Gegenstand dieses Urteils bildete ein Werkvertrag, bei welchem die Unternehmerin mehrere Leistungen erbringen musste. Da sie sich mit einem Teil der Leistungen in Verzug befand, trat die Bestellerin vom gesamten Werkvertrag zurück.
Das Bundesgericht konnte sich in der Folge erstmals zur Frage äussern, ob der Bestellerin gestützt auf Art. 366 Abs. 1 OR einzig ein Anspruch zusteht, auf die nicht rechtzeitig erbrachte Teilleistung zu verzichten, oder ob sie, obwohl die Unternehmerin mit einem anderen Teil der Leistung nicht in Verzug ist, dennoch auf die gesamte Leistung verzichten darf. Es kam zum Schluss, dass die mit einem Gesamtverzicht verbundenen Nachteile überwiegen würden, weshalb die Bestellerin nicht berechtigt war, auf sämtliche Teilleistungen zu verzichten (E. 16.2.4).
Das Bundesgericht verglich diese Fallkonstellation zunächst mit der Situation bei Sukzessivlieferungsverträgen bzw. beim Verzug mit Zahlungsraten. Es wies darauf hin, dass in einem solchen Fall der Gläubiger nur für die bereits verfallenen Raten nach Art. 107 OR vorgehen könne. Von diesem Grundsatz dürfe allerdings in Ausnahmefällen abgewichen werden, nämlich wenn auch die künftige Vertragserfüllung als gefährdet erscheine oder wenn der Gläubiger aufgrund einer besonderen Vertragsbestimmung auch mit Bezug auf nicht verfallene Raten zur Ausübung der Rechte nach Art. 107/109 OR ermächtigt ist (BGE 119 II 136, E. 3). Vorausgesetzt sei die Teilbarkeit der Leistung im technischen Sinn; allerdings reiche die technische Teilbarkeit alleine nicht aus, sondern letztlich sei der Vertragszweck und die Interessenlage massgeblich (E. 16.2).
Das Bundesgericht bejahte vorliegend die technische Teilbarkeit aus mehreren Gründen (E. 16.2.1):
- Für die verschiedenen Leistungen seien unterschiedliche Zwischentermine vereinbart worden;
- Die Leistungen hätten auch durch verschiedene Unternehmer erbracht werden können;
- Die Gegenleistung sei ebenfalls teilbar gewesen, unabhängig davon, dass ein Pauschalpreis vereinbart worden sei, zumal ein Gutachter den Anteil der einzelnen Leistungen habe beziffern können;
- Betreffend die Interessenlage und den Vertragszweck habe kein Wille nachgewiesen werden können, einen nicht teilbaren Vertrag abzuschliessen. Nichts Entscheidendes ergebe sich aus der Zusammenfassung der verschiedenen Leistungen in einem Gesamtvertrag und unter einem BKP sowie aus der Vereinbarung desselben Endtermins.
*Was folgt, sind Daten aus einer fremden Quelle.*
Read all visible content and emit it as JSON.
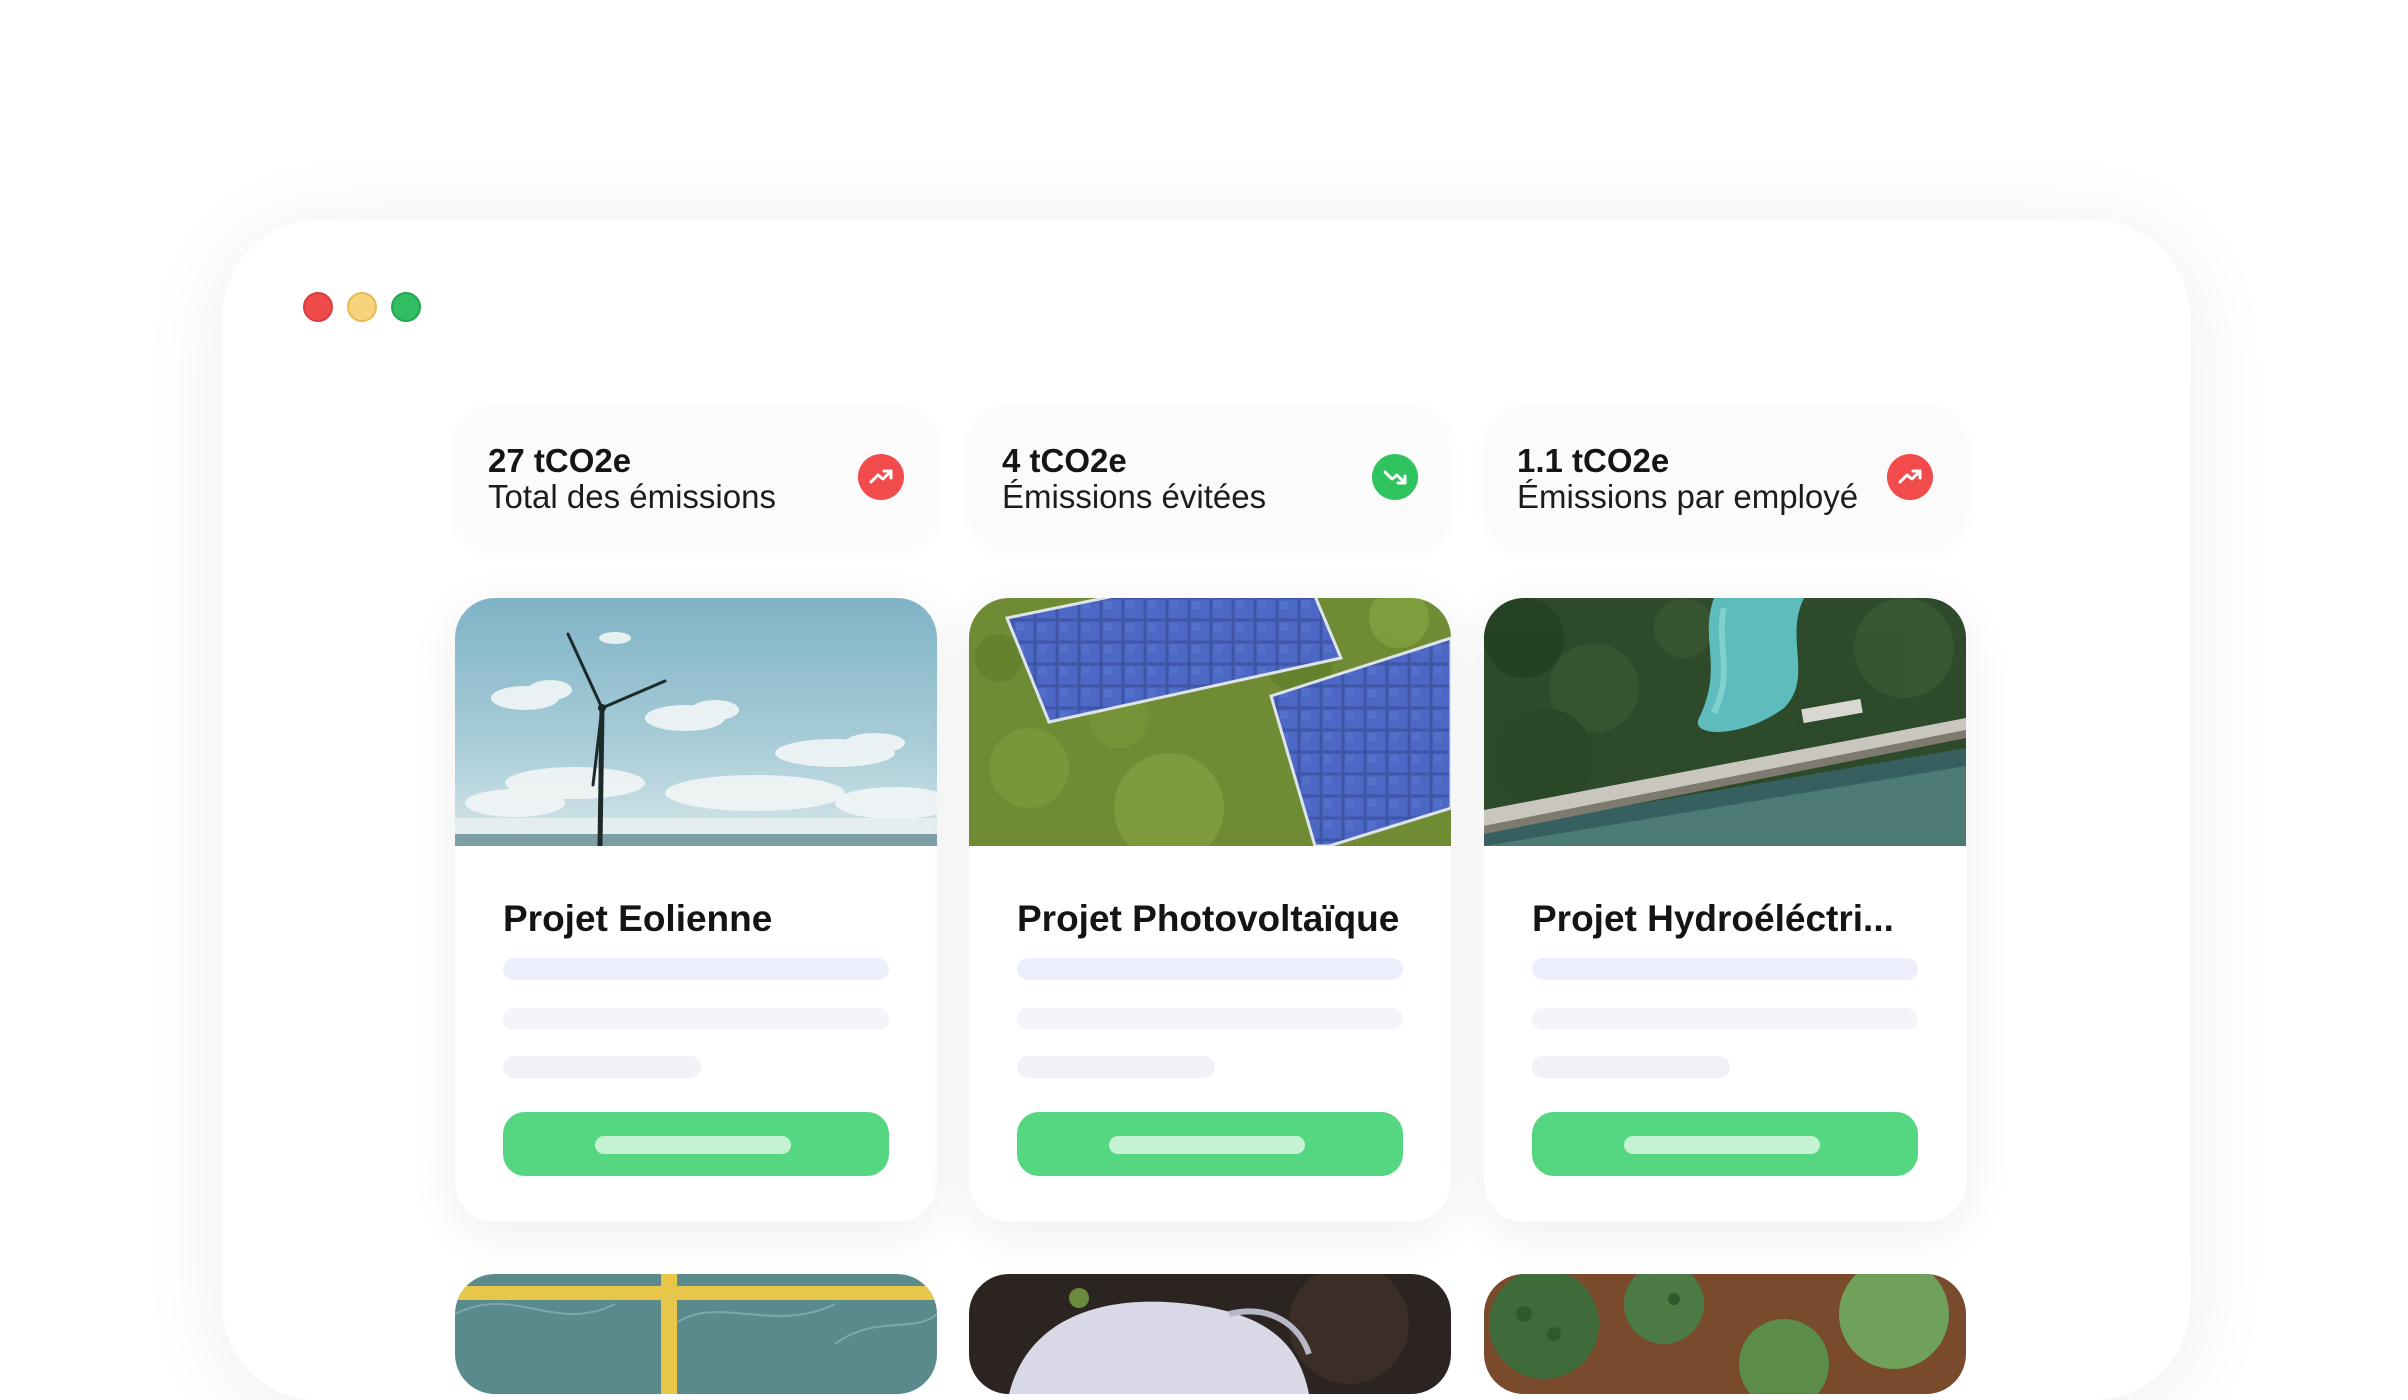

Betreffend die Gefährung sei, so das Bundesgericht weiter, namentlich auf die Gründe der erfolgten Pflichtverletzung abzustellen. Im vorliegenden Fall verneinte das Bundesgericht eine solche Gefährdung, da die Unternehmerin mit jenem Teil der Leistungen in Verzug geraten sei, wo sie keine Erfahrung besessen habe und auf ihren Drittlieferanten angewiesen gewesen sei. Es sei deshalb nicht zulässig, aufgrund des Verzugs bei einer Teilleistung tel quel auf eine Gefährdung auch mit Bezug auf die andere Teilleistung zu schliessen, welche in casu das Fachgebiet der Unternehmerin betroffen habe und wo sie auf keine Drittlieferantin angewiesen gewesen sei (E. 16.2.2).
Schliesslich verweist das Bundesgericht auf die im Werkvertrag bestehende besondere Interessenlage, da der Unternehmer das Werk typischerweise nach den individuellen Wünschen des Bestellers fertige und es deshalb nur eine beschränkte Verkehrstauglichkeit aufweise. Ein Gesamtverzicht sei daher für den Unternehmer regelmässig mit erheblichen Nachteilen verbunden, weshalb ein Gesamtverzicht dem Unternehmer nicht ohne Weiteres aufgebürdet werden dürfe (E. 16.2.3).